III. Minority Language Education Rights
Page 8 of 42
Arsenault-Cameron v. Prince Edward Island (cont.)
In the Supreme Court’s view, the statutory discretion of the Minister to designate a French school must be exercised in light of minority educational rights set out in section 23 of the Charter. In failing to give proper weight to the effect of his decision on the promotion and preservation of the French language community of Summerside, the Minister had failed to respect fully the remedial purpose of section 23. While the cost of establishing a French school in Summerside was a factor to consider in light of the number of students who will eventually enrol, the Minister indicated throughout that this was not a consideration that had influenced his decision. Accordingly, the Supreme Court concluded that costs were not an impediment to the establishment of a French school in Summerside.
The Minister’s discretionary power with respect to the establishment of a French school clearly has an impact on the exercise of constitutional rights related to the management and control of minority language instruction and facilities. That members of minority official language communities have such rights is beyond dispute, although the scope of such rights varies as a function of the sliding scale approach set out by the Supreme Court in previous judgments.
Where cultural and linguistic dimensions are not integrated into pedagogical (and even financial) considerations used to make ministerial decisions regarding the delivery of minority language education, disagreement will inevitably arise between a minister and a minority language school board. Thus it was that the Minister of Education of Prince Edward Island applied pedagogical considerations, relevant to the quality of education dispensed by small schools serving the majority, to the needs of the minority French language community of Summerside, without realizing the negative impact this could have on the minority community.
A similar error occurred with respect to travel considerations applied by the Minister, for in applying them he had failed to consider that the French language community had specific needs that were not experienced by similarly situated members of the English majority. As the Supreme Court pointed out: “unlike majority language children, s. 23 children were faced with a choice between a locally accessible school in the majority language and a less accessible school in the minority language. The decision of the Minister fostered an environment in which many of the s. 23 children were discouraged from attending the minority language school because of the long travel times. A similar disincentive would not arise in the circumstances of the majority.”29 Furthermore, the absence of a local minority language school increased the probability of assimilation of the minority language children, a cultural impact not faced by members of the majority who relied on busing to send their children to school.

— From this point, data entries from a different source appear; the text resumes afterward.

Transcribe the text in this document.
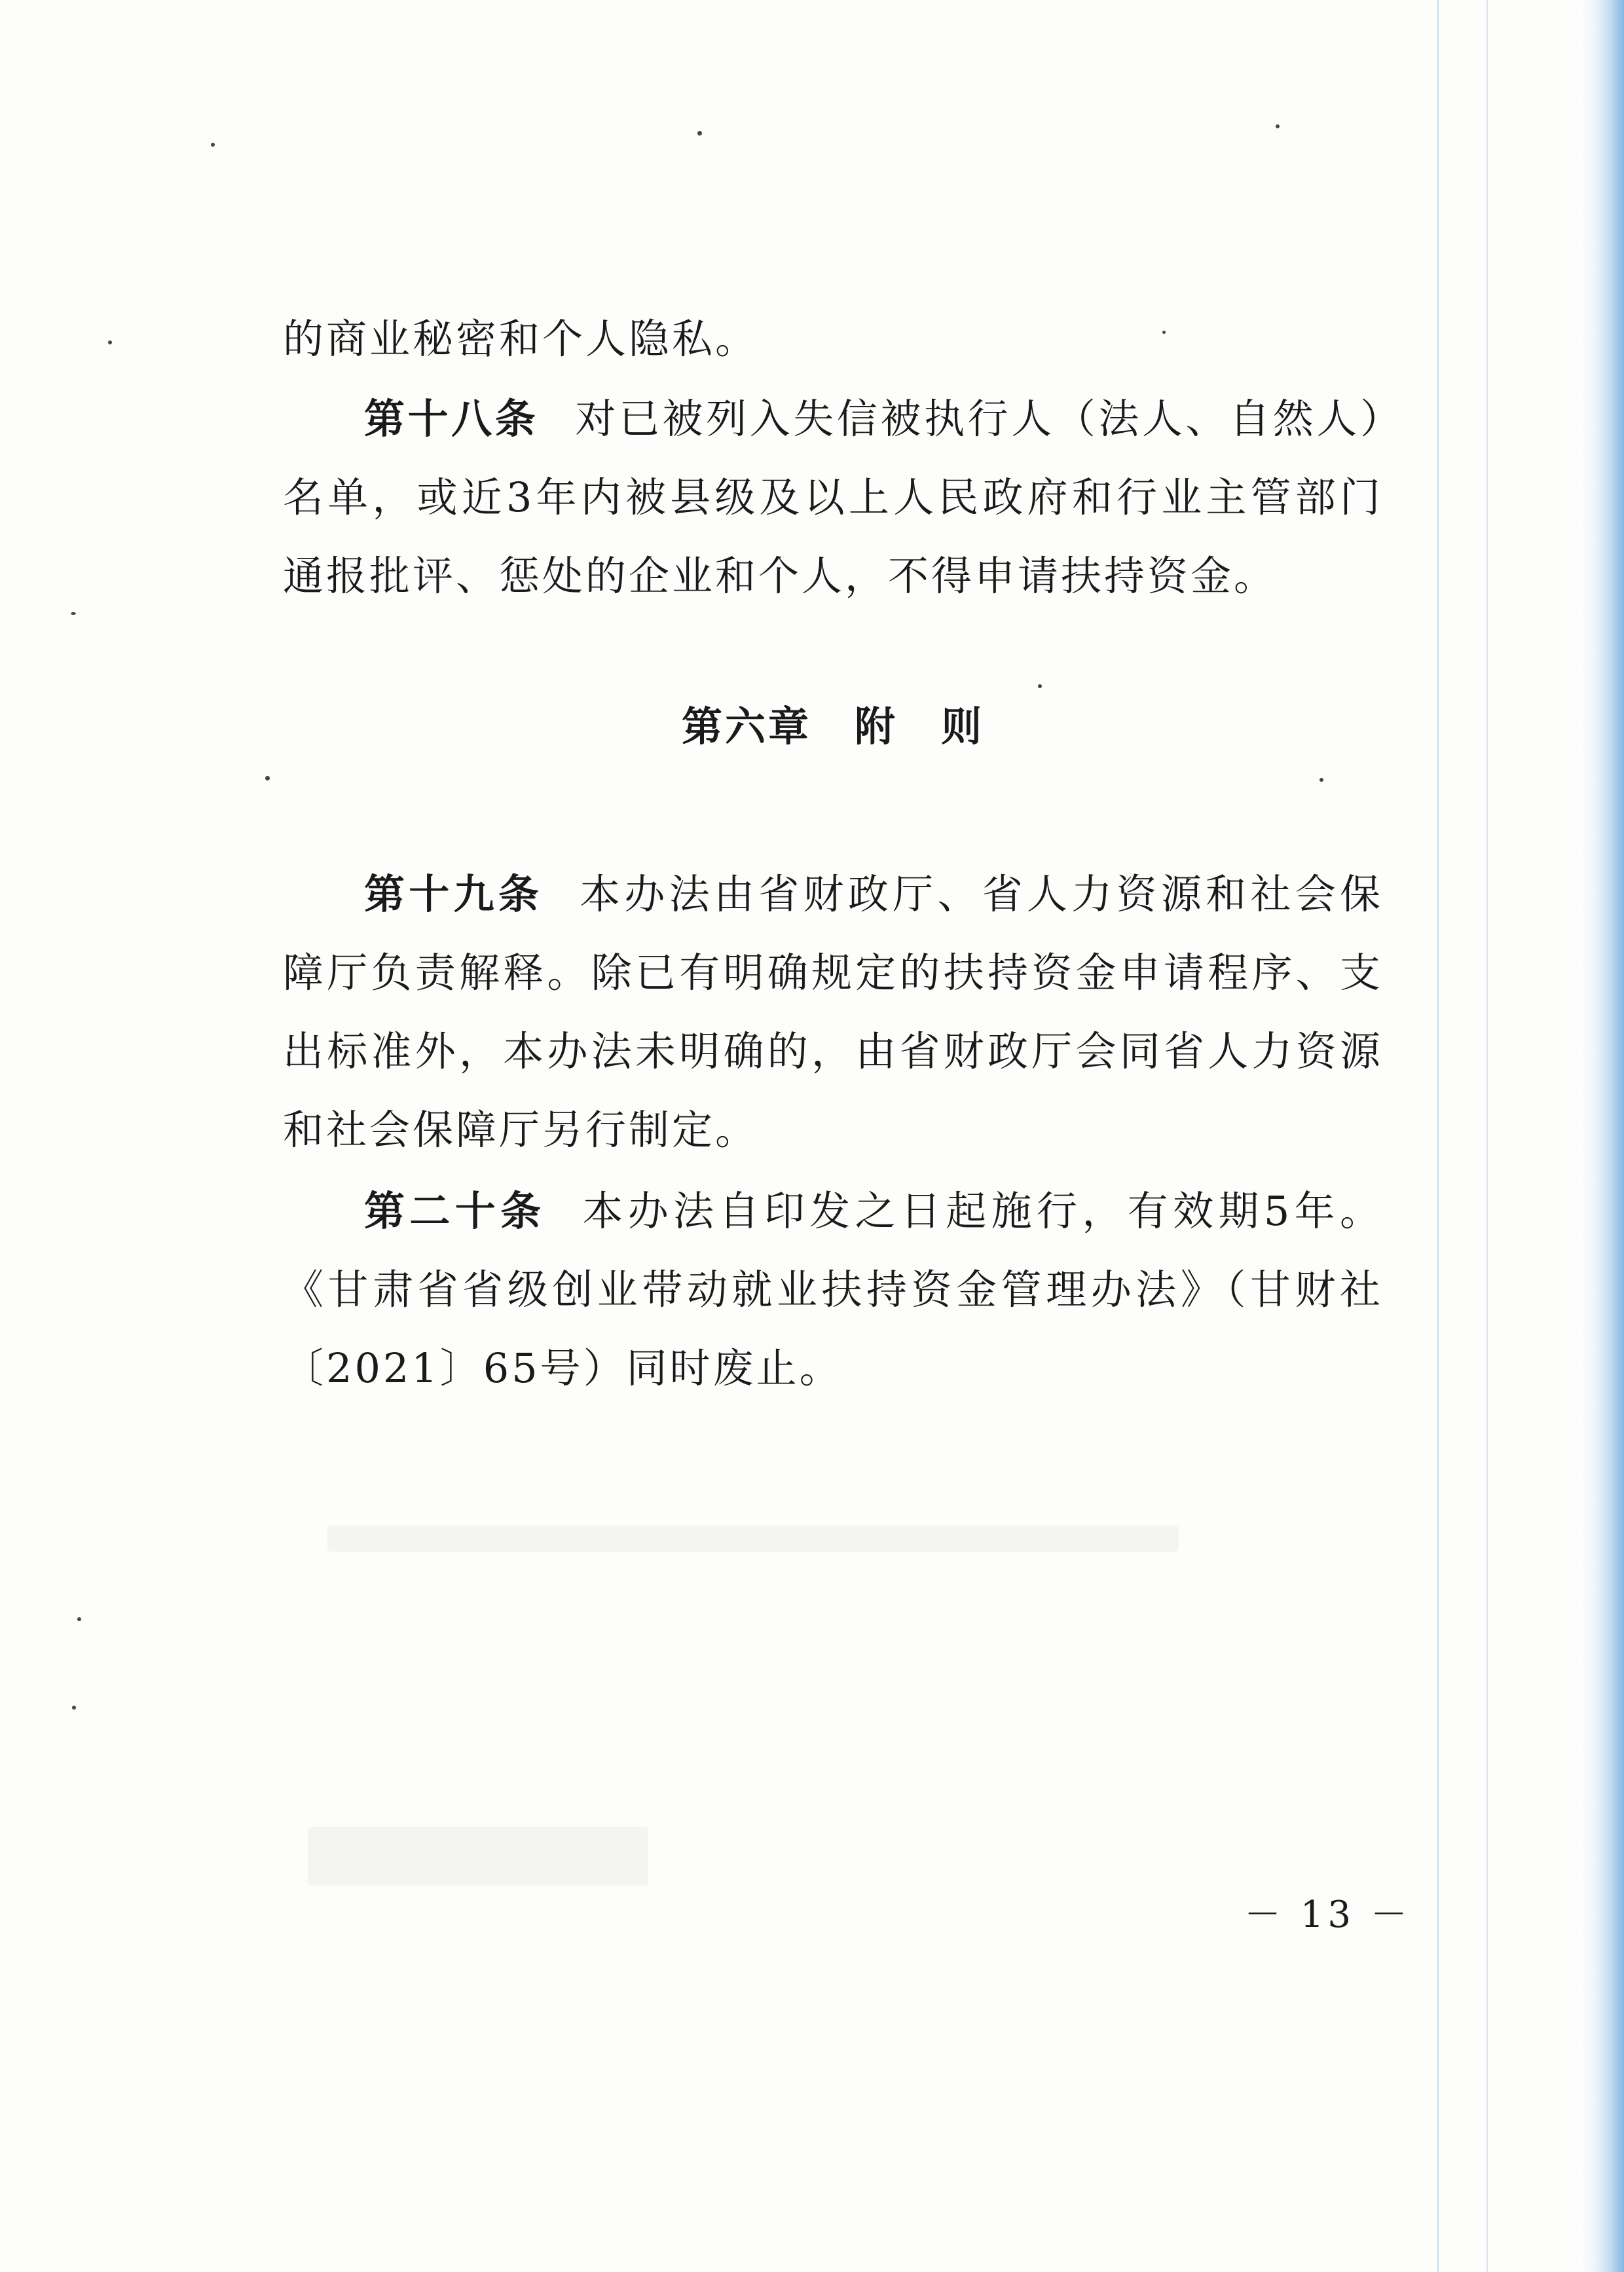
的商业秘密和个人隐私。

第十八条 对已被列入失信被执行人（法人、自然人）名单，或近3年内被县级及以上人民政府和行业主管部门通报批评、惩处的企业和个人，不得申请扶持资金。

第六章　附　则

第十九条 本办法由省财政厅、省人力资源和社会保障厅负责解释。除已有明确规定的扶持资金申请程序、支出标准外，本办法未明确的，由省财政厅会同省人力资源和社会保障厅另行制定。

第二十条 本办法自印发之日起施行，有效期5年。《甘肃省省级创业带动就业扶持资金管理办法》（甘财社〔2021〕65号）同时废止。

－ 13 －
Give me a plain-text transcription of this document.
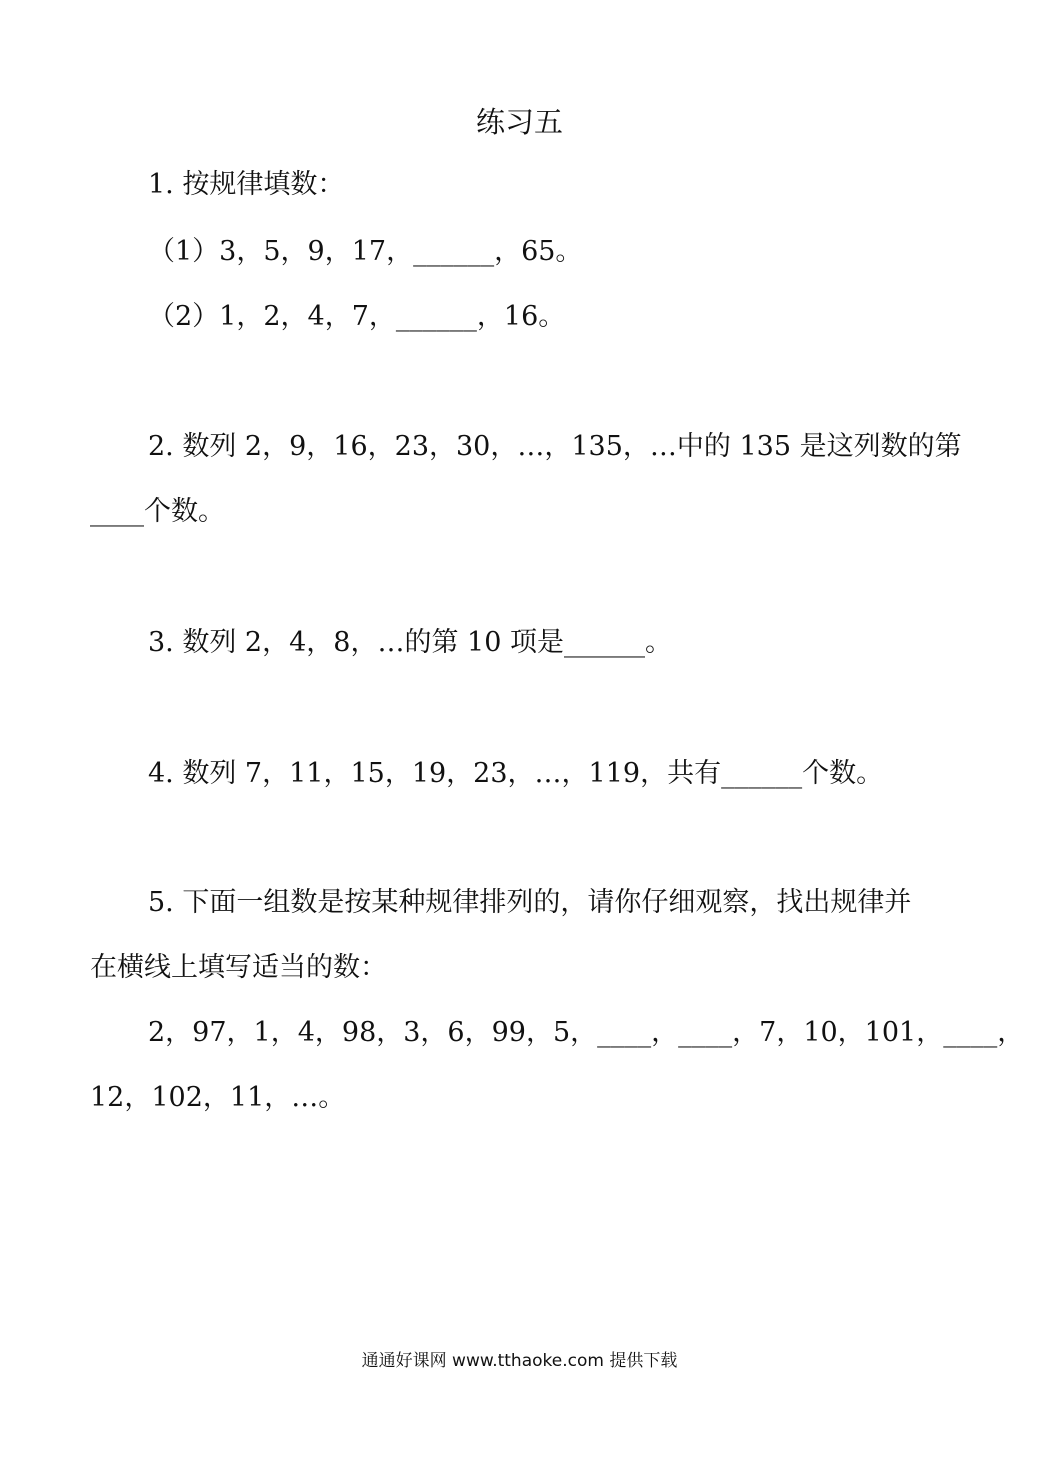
练习五
1. 按规律填数：
（1）3，5，9，17，______，65。
（2）1，2，4，7，______，16。
2. 数列 2，9，16，23，30，…，135，…中的 135 是这列数的第
____个数。
3. 数列 2，4，8，…的第 10 项是______。
4. 数列 7，11，15，19，23，…，119，共有______个数。
5. 下面一组数是按某种规律排列的，请你仔细观察，找出规律并
在横线上填写适当的数：
2，97，1，4，98，3，6，99，5，____，____，7，10，101，____，
12，102，11，…。
通通好课网 www.tthaoke.com 提供下载
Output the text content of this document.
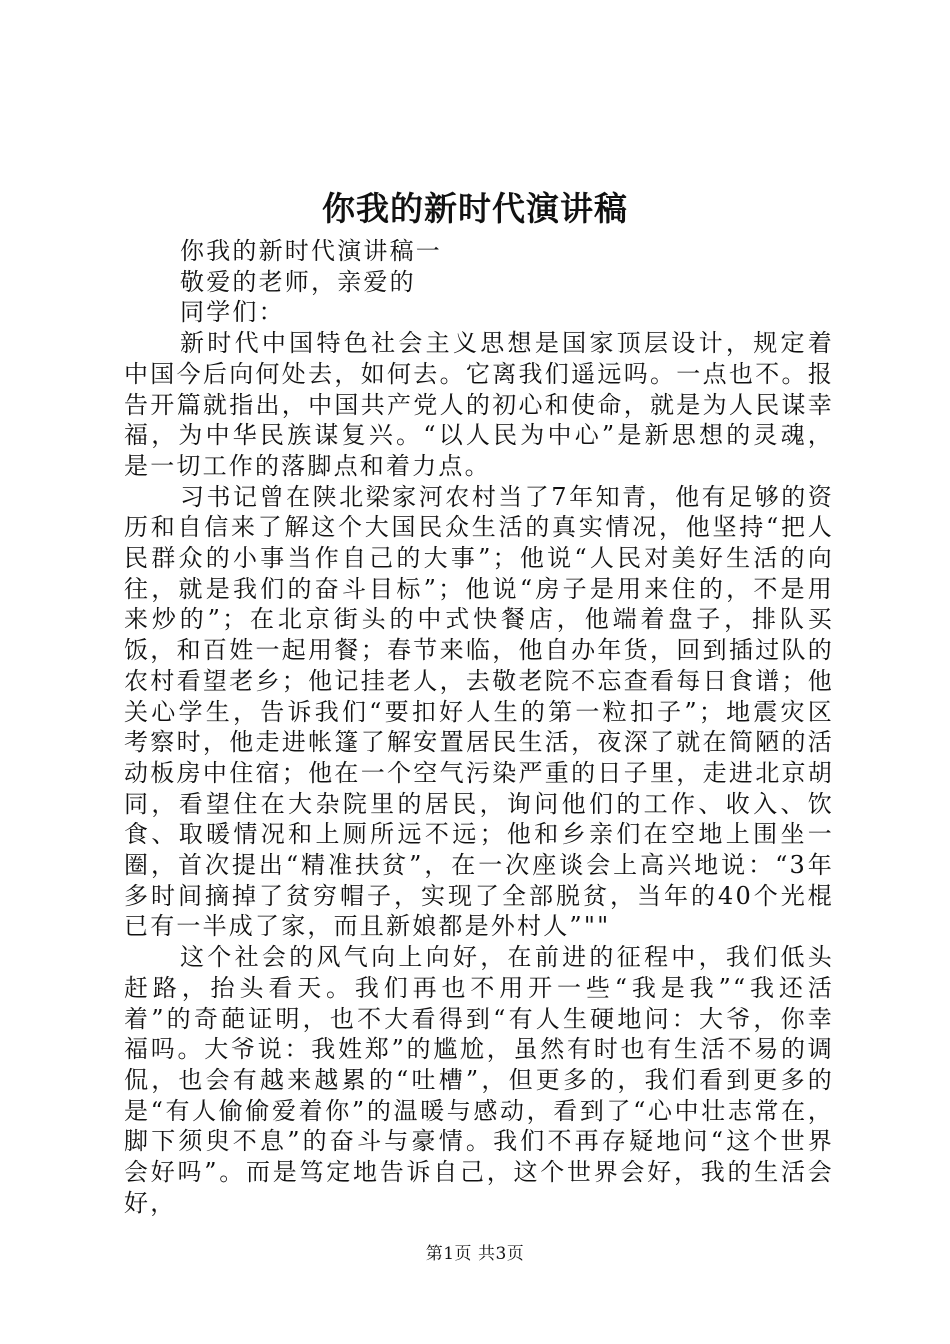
你我的新时代演讲稿

你我的新时代演讲稿一

敬爱的老师，亲爱的

同学们：

新时代中国特色社会主义思想是国家顶层设计，规定着中国今后向何处去，如何去。它离我们遥远吗。一点也不。报告开篇就指出，中国共产党人的初心和使命，就是为人民谋幸福，为中华民族谋复兴。“以人民为中心”是新思想的灵魂，是一切工作的落脚点和着力点。

习书记曾在陕北梁家河农村当了7年知青，他有足够的资历和自信来了解这个大国民众生活的真实情况，他坚持“把人民群众的小事当作自己的大事”；他说“人民对美好生活的向往，就是我们的奋斗目标”；他说“房子是用来住的，不是用来炒的”；在北京街头的中式快餐店，他端着盘子，排队买饭，和百姓一起用餐；春节来临，他自办年货，回到插过队的农村看望老乡；他记挂老人，去敬老院不忘查看每日食谱；他关心学生，告诉我们“要扣好人生的第一粒扣子”；地震灾区考察时，他走进帐篷了解安置居民生活，夜深了就在简陋的活动板房中住宿；他在一个空气污染严重的日子里，走进北京胡同，看望住在大杂院里的居民，询问他们的工作、收入、饮食、取暖情况和上厕所远不远；他和乡亲们在空地上围坐一圈，首次提出“精准扶贫”，在一次座谈会上高兴地说：“3年多时间摘掉了贫穷帽子，实现了全部脱贫，当年的40个光棍已有一半成了家，而且新娘都是外村人”""

这个社会的风气向上向好，在前进的征程中，我们低头赶路，抬头看天。我们再也不用开一些“我是我”“我还活着”的奇葩证明，也不大看得到“有人生硬地问：大爷，你幸福吗。大爷说：我姓郑”的尴尬，虽然有时也有生活不易的调侃，也会有越来越累的“吐槽”，但更多的，我们看到更多的是“有人偷偷爱着你”的温暖与感动，看到了“心中壮志常在，脚下须臾不息”的奋斗与豪情。我们不再存疑地问“这个世界会好吗”。而是笃定地告诉自己，这个世界会好，我的生活会好，

第1页 共3页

The Court confirmed that provincial governments “should have the widest possible discretion in selecting the institutional means by which its s. 23 obligations are to be met” although that discretion is subject “to the positive obligation on government to alter or develop ‘major institutional structures’ to effectively ensure the provision of minority language instruction and facilities and parental control on the scale warranted by the relevant number of children of the minority.”30 More specifically, the Court declared: “The province has a legitimate interest in the content and qualitative standards of educational programs for the official language communities and it can impose appropriate programs in so far as they do not interfere with legitimate linguistic and cultural concerns of the minority. School size, facilities, transportation and assembly of students can be regulated, but all have an effect on language and culture and must be regulated with regard to the specific circumstances of the minority and the purpose of s. 23.”31
In the case at bar, there was a lack of provincial norms and regulations that applied to the issue of whether an offer of classes or facilities in the minority language at a given location should be accepted. However, the role of the French school board in the delivery of French language education was clearly set out in provincial law and regulations. As a result, the selection of the area where minority language instruction would be offered fell within the “minority’s exclusive powers of management and control over minority language instruction and facilities, subject to objective provincial norms and guidelines that are consistent with s. 23.”32 There was nothing in provincial law or regulations that was inconsistent with the decision of the French board to offer French language instruction in Summerside. In refusing this offer and continuing to propose busing to another community, the Minister had not applied objective norms or guidelines that integrated or reflected the requirements of section 23.33
From a more general perspective, the Supreme Court also observed that section 23 requirements are not neutral but favour community development. This argues in favour of an important role for minority communities in determining the areas where minority language education should be offered, since these communities are in the best position to appreciate complex historical, social and geographical factors. Accordingly, the Supreme Court has recognized that decisions regarding the location of minority language instruction and facilities are part of the exclusive powers of management of the minority over minority language instruction and facilities, although this management prerogative is subject to appropriate provincial regulation by means of pedagogical and financial norms that are consistent with section 23 of the Charter.